18. The in vitro diagnostic product of claim 15, wherein the sample is assayed for the presence of both the chromosome 16 variant allele of Table 1, in the gene ZFHX3 (ATBF1), at position chr16:72993489, using the forward primer TATTCGGGAAAGCCTGGTCT (SEQ ID NO: 3) and the reverse primer CCTCGCTTTTCCTGAACTCT (SEQ ID NO: 4), wherein the variant allele is C; and the chromosome 16 variant allele of Table 1, in the gene IL34, at position chr16:70690511, using the forward primer GGAGCCTGCTGGTCATTTCT (SEQ ID NO: 5) and the reverse primer CAGGAAGGGATTCTCACCAG (SEQ ID NO: 6), wherein the variant allele is C.
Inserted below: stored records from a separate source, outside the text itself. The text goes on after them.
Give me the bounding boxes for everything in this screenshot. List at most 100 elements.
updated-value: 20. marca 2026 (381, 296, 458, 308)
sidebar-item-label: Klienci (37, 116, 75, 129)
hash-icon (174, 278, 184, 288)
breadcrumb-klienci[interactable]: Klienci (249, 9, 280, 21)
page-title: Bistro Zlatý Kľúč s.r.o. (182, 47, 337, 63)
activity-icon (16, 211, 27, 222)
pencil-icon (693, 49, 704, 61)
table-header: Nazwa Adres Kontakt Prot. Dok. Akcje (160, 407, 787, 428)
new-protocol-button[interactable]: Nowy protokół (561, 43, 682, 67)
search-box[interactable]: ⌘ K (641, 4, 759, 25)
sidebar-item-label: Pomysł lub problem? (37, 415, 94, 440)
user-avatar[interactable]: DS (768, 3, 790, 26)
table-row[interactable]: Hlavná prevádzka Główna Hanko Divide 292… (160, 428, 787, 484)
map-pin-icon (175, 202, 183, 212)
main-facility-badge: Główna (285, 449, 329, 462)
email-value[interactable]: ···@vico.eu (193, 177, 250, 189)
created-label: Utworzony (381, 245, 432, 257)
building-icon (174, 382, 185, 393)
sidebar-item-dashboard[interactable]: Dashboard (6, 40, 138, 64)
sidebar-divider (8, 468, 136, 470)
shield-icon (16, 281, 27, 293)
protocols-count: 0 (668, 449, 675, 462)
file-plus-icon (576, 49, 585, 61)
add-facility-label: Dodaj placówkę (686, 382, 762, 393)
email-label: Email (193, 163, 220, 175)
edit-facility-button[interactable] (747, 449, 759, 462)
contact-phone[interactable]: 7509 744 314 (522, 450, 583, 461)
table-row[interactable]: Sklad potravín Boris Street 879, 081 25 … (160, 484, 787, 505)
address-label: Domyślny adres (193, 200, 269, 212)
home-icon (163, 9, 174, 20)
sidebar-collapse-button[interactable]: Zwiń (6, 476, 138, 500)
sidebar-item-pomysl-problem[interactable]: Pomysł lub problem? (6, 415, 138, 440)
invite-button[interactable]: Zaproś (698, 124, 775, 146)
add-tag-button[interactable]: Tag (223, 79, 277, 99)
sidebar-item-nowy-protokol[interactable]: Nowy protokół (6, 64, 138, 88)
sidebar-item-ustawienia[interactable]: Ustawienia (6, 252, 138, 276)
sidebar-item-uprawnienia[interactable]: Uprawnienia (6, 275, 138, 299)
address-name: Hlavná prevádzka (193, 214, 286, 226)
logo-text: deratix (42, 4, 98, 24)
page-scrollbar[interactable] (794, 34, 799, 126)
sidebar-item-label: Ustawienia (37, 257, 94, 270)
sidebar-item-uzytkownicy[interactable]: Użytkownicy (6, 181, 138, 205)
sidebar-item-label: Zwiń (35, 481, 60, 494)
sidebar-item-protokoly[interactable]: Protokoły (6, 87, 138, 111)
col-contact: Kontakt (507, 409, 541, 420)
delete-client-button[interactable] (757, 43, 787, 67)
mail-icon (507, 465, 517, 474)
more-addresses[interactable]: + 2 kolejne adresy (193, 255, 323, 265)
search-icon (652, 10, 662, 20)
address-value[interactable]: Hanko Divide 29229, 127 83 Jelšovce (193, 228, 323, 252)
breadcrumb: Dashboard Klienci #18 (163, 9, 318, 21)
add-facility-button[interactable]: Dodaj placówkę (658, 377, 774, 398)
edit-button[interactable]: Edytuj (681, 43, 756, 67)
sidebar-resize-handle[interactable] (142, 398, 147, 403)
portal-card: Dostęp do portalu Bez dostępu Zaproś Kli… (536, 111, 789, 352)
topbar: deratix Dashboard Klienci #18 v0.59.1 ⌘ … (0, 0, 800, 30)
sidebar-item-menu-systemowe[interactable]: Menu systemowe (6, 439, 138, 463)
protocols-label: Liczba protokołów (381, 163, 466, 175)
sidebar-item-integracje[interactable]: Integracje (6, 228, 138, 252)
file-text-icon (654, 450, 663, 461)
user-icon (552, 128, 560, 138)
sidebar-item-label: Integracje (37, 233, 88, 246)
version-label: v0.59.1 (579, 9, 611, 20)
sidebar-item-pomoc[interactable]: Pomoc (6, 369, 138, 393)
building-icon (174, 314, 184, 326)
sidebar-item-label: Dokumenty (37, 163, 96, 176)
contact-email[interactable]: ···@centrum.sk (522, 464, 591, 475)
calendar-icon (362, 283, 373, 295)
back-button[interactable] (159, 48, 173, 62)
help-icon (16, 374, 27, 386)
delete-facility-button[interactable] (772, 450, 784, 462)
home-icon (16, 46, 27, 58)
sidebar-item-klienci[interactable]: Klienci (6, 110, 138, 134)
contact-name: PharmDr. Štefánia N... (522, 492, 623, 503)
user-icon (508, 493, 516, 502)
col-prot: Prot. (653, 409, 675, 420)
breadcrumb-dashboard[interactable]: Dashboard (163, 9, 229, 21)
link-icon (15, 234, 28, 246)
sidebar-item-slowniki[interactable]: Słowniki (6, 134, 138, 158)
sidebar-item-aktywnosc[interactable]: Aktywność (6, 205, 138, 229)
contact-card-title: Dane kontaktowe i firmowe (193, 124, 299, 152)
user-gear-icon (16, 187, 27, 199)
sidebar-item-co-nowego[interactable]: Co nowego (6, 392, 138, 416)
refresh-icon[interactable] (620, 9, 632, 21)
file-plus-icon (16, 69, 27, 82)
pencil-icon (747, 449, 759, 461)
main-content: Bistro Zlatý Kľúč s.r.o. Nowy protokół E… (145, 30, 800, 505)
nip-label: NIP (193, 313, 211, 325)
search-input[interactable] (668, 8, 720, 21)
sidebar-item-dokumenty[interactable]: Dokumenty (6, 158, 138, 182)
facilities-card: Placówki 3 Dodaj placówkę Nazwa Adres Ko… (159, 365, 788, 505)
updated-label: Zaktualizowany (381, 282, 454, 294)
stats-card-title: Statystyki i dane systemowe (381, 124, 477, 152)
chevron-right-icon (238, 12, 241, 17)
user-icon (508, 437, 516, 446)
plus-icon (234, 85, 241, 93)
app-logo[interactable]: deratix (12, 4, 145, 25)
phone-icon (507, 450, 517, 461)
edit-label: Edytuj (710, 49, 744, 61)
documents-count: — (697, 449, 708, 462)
19. The in vitro diagnostic product of claim 15, wherein the sample is assayed for the presence of at least one variant allele listed in Table 2 with a PCR assay using one or more of the forward and reverse primers sequences selected from SEQ ID NOS: 7-156.

20. The in vitro diagnostic product of claim 11, wherein the presence of the at least one variant allele indicates a diagnosis of MS in the subject.